马尔科夫模型
状态集合:\(\mathcal{S} = \{s_1,\cdots,s_N\}\)
观测状态序列:\(x = x_1,\cdots,x_t,\cdots,x_T\),其中\(x_t \in \mathcal{S}\)
状态初始化概率:\(\pi_i = p(x_1 = s_i),1 \leq i \leq N\)
状态转移概率:\(a_{ij} = p(x_t = s_j|x_{t - 1} = s_i),1 \leq i,j \leq N\)

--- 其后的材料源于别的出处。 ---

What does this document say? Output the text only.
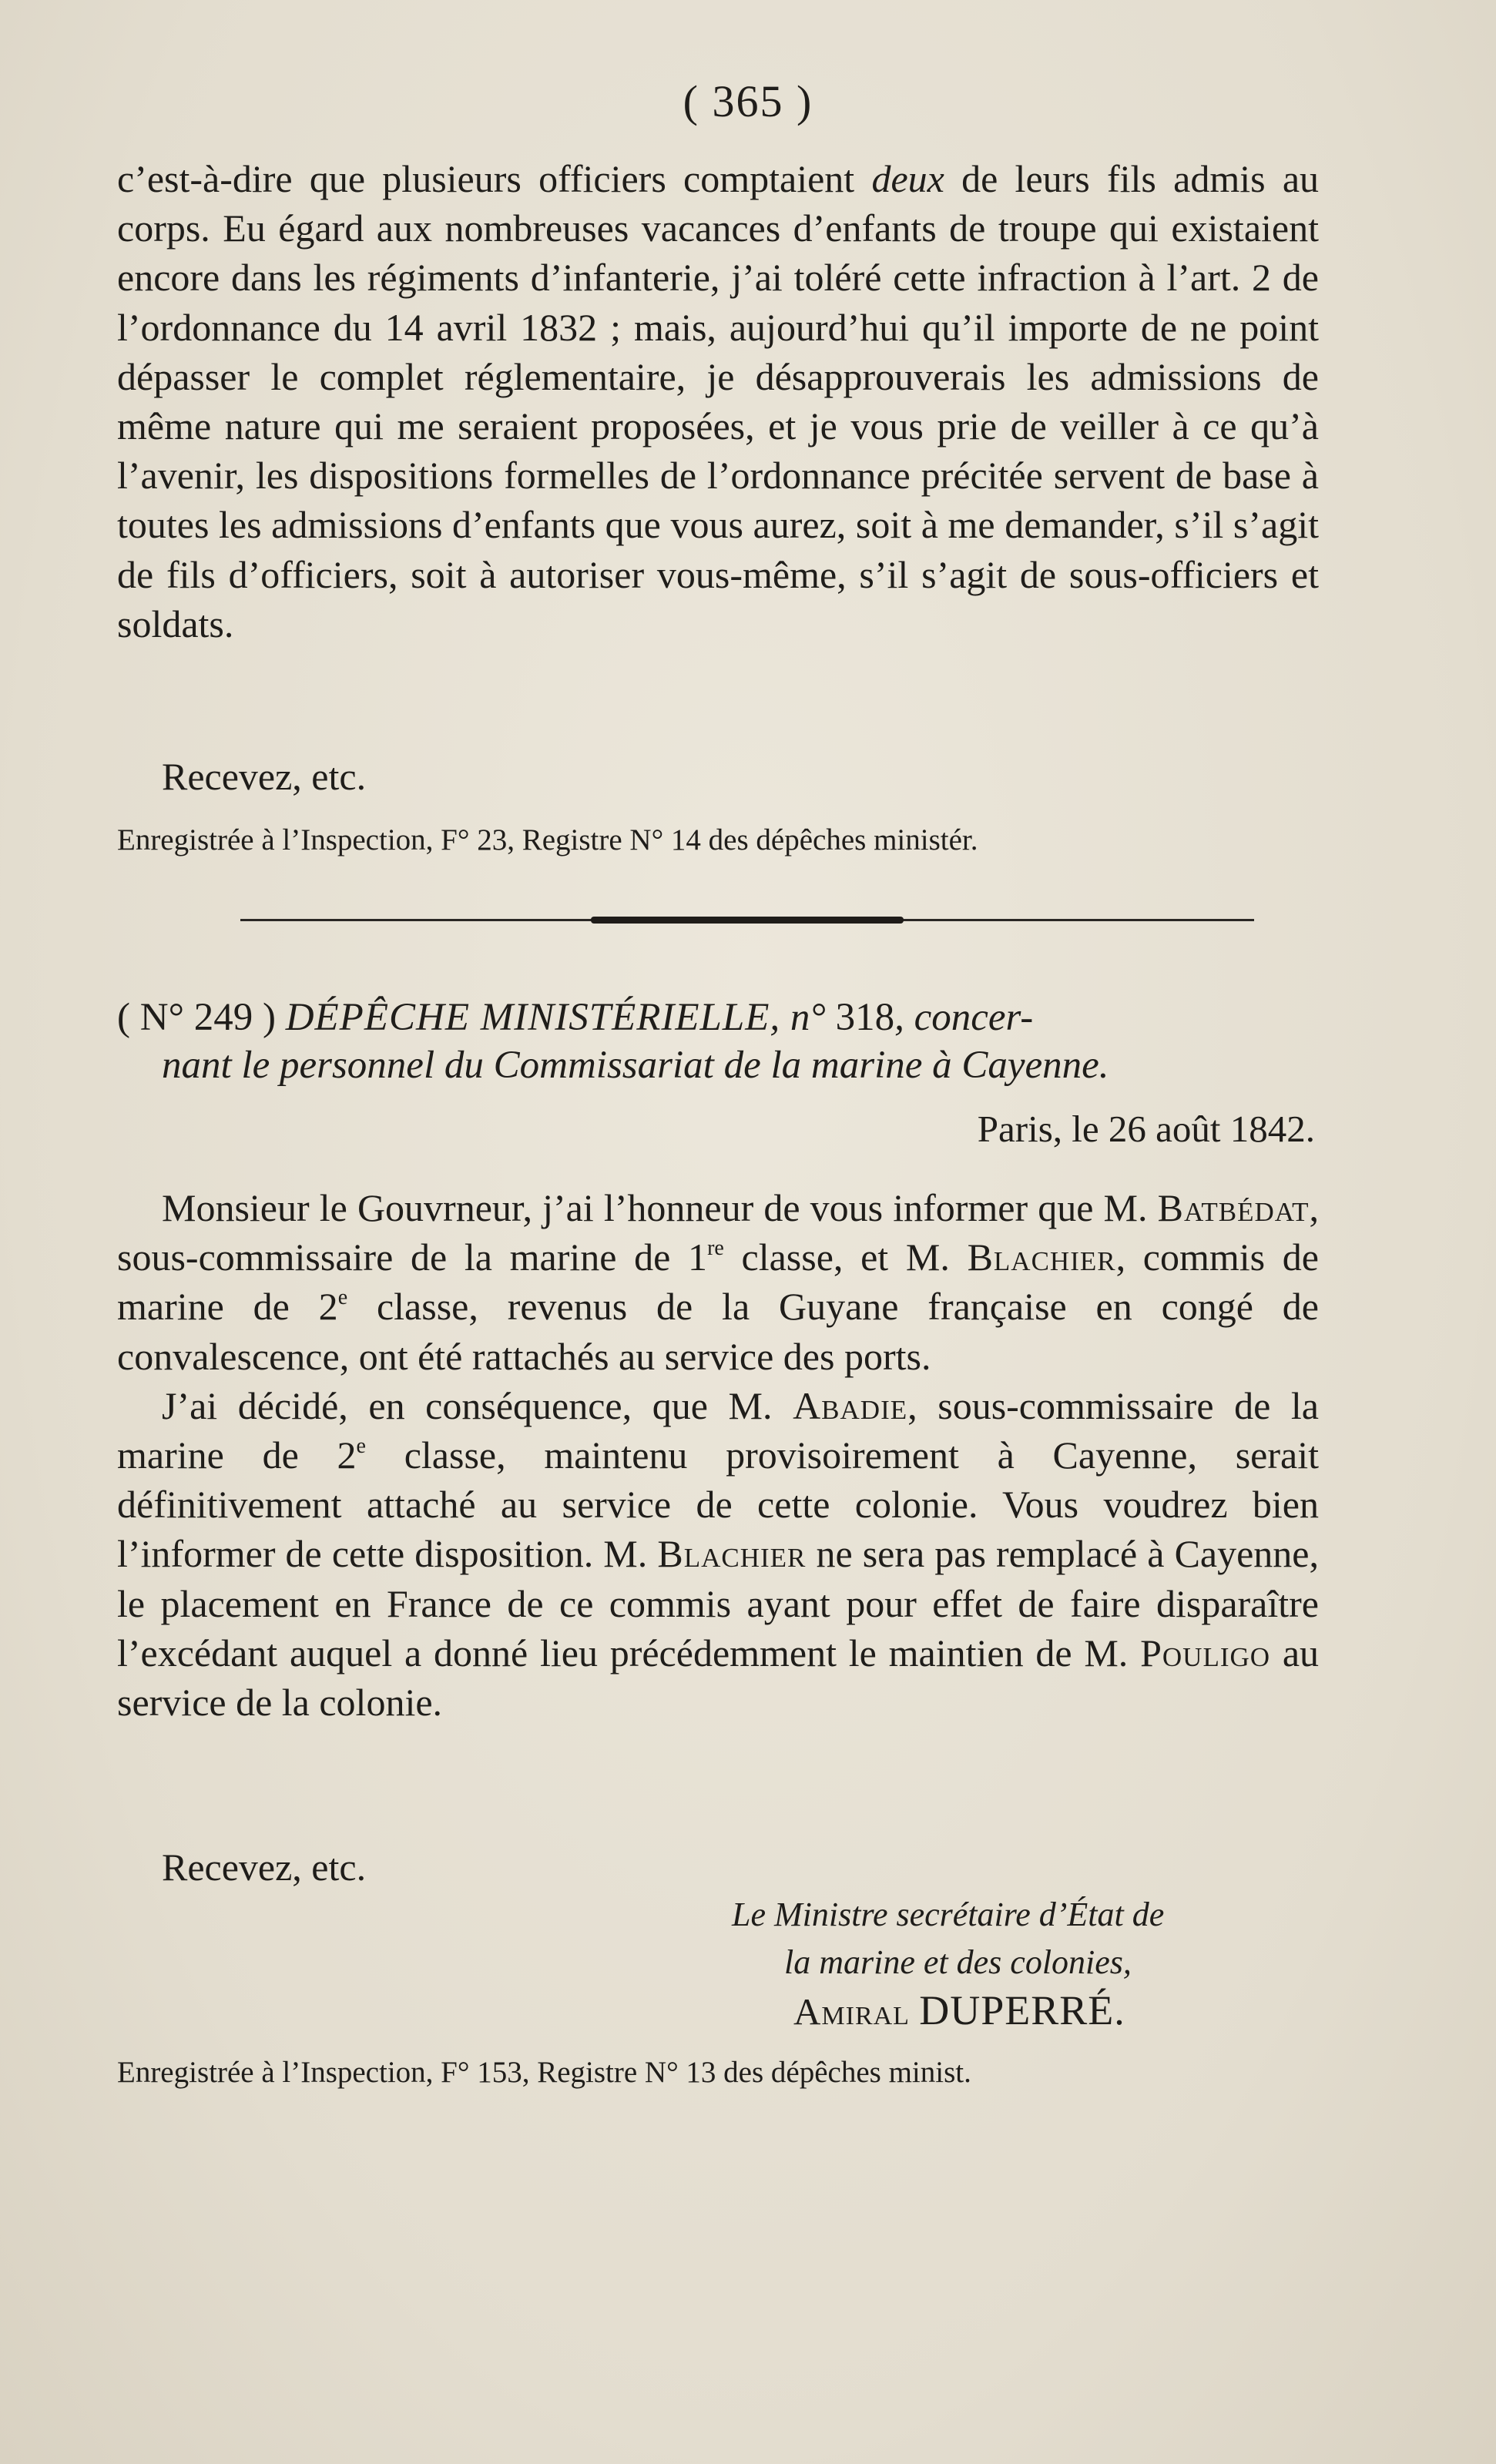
( 365 )

c’est-à-dire que plusieurs officiers comptaient deux de leurs fils admis au corps. Eu égard aux nombreuses vacances d’enfants de troupe qui existaient encore dans les régiments d’infanterie, j’ai toléré cette infraction à l’art. 2 de l’ordonnance du 14 avril 1832 ; mais, aujourd’hui qu’il importe de ne point dépasser le complet réglementaire, je désapprouverais les admissions de même nature qui me seraient proposées, et je vous prie de veiller à ce qu’à l’avenir, les dispositions formelles de l’ordonnance précitée servent de base à toutes les admissions d’enfants que vous aurez, soit à me demander, s’il s’agit de fils d’officiers, soit à autoriser vous-même, s’il s’agit de sous-officiers et soldats.

Recevez, etc.

Enregistrée à l’Inspection, F° 23, Registre N° 14 des dépêches ministér.

( N° 249 ) DÉPÊCHE MINISTÉRIELLE, n° 318, concer-

nant le personnel du Commissariat de la marine à Cayenne.

Paris, le 26 août 1842.

Monsieur le Gouvrneur, j’ai l’honneur de vous informer que M. Batbédat, sous-commissaire de la marine de 1re classe, et M. Blachier, commis de marine de 2e classe, revenus de la Guyane française en congé de convalescence, ont été rattachés au service des ports.

J’ai décidé, en conséquence, que M. Abadie, sous-commissaire de la marine de 2e classe, maintenu provisoirement à Cayenne, serait définitivement attaché au service de cette colonie. Vous voudrez bien l’informer de cette disposition. M. Blachier ne sera pas remplacé à Cayenne, le placement en France de ce commis ayant pour effet de faire disparaître l’excédant auquel a donné lieu précédemment le maintien de M. Pouligo au service de la colonie.

Recevez, etc.

Le Ministre secrétaire d’État de
la marine et des colonies,
Amiral DUPERRÉ.

Enregistrée à l’Inspection, F° 153, Registre N° 13 des dépêches minist.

计算观测状态序列的概率(假设当前的状态\(x_t\)的生成只依赖于前一个状态\(x_{t-1}\),通常称为二阶马尔科夫模型):
\[\begin{aligned}
P(x;\theta)
&= \prod_{t = 1}^Tp(x_t|x_1,\cdots,x_{t - 1}) \\
&\approx p(x_1) \times \prod_{t = 2}^Tp(x_t|x_{t - 1})
\end{aligned}
\]
其中\(\theta = \{p(x)|x \in \mathcal{S}\} \bigcup \{p(x'|x)|x,x' \in \mathcal{S}\}\)
模型的学习
目的:学习得到模型的参数\(\theta\),也即状态初始化概率和状态转移概率的学习,通过极大似然估计完成参数学习
假设训练集包含\(D\)个样本\(\mathscr{D} = \{x^{(d)}\}^D_{d = 1}\),使用极大似然估计来从训练数据中自动获取最优模型参数:
\[\hat{\theta} = arg \mathop{max}\limits_{\theta}\{L(\theta)\}
\]
似然函数的对数形式:
\[\begin{aligned}
L(\theta)
&= \sum_{d = 1}^D \log P(x^{(d)};\theta) \\
&= \sum_{d = 1}^D
\left(
\log p(x_1^{(d)}) + \sum_{t = 2}^{T^{(d)}} \log p(x_t^{(d)}|x_{t - 1}^{(d)})
\right)
\end{aligned}
\]
其中\(T^{(d)}\)表示第\(d\)个训练数据的序列长度,模型参数还需要满足一下两个约束条件:
\[\sum_{x \in \mathcal{S}} p(x) = 1 \\
\forall x:\sum_{x' \in \mathcal{S}}p(x'|x) = 1
\]
引入拉格朗日乘子法来实现约束条件下的极值求解:
\[J(\theta,\lambda,\gamma) = L(\theta) - \lambda\left(\sum_{x \in \mathcal{S}} p(x) - 1 \right) - \sum_{x \in \mathcal{S}} \gamma_x \left( \sum_{x' \in \mathcal{S}} p(x'|x) - 1\right)
\]
其中\(\lambda\)是与状态初始概率约束相关的拉格朗日乘子,\(\gamma = \{\gamma_x|x \in \mathcal{S}\}\)是与状态转移概率约束相关的拉格朗日乘子的集合
\[\begin{aligned}
\frac{\partial J(\theta,\lambda,\gamma)}{\partial p(x)}
&= \left(
\sum_{d = 1}^D
\left(
\log p(x_1^{(d)}) + \sum_{t = 2}^{T^{(d)}} \log p(x_t^{(d)}|x_{t - 1}^{(d)})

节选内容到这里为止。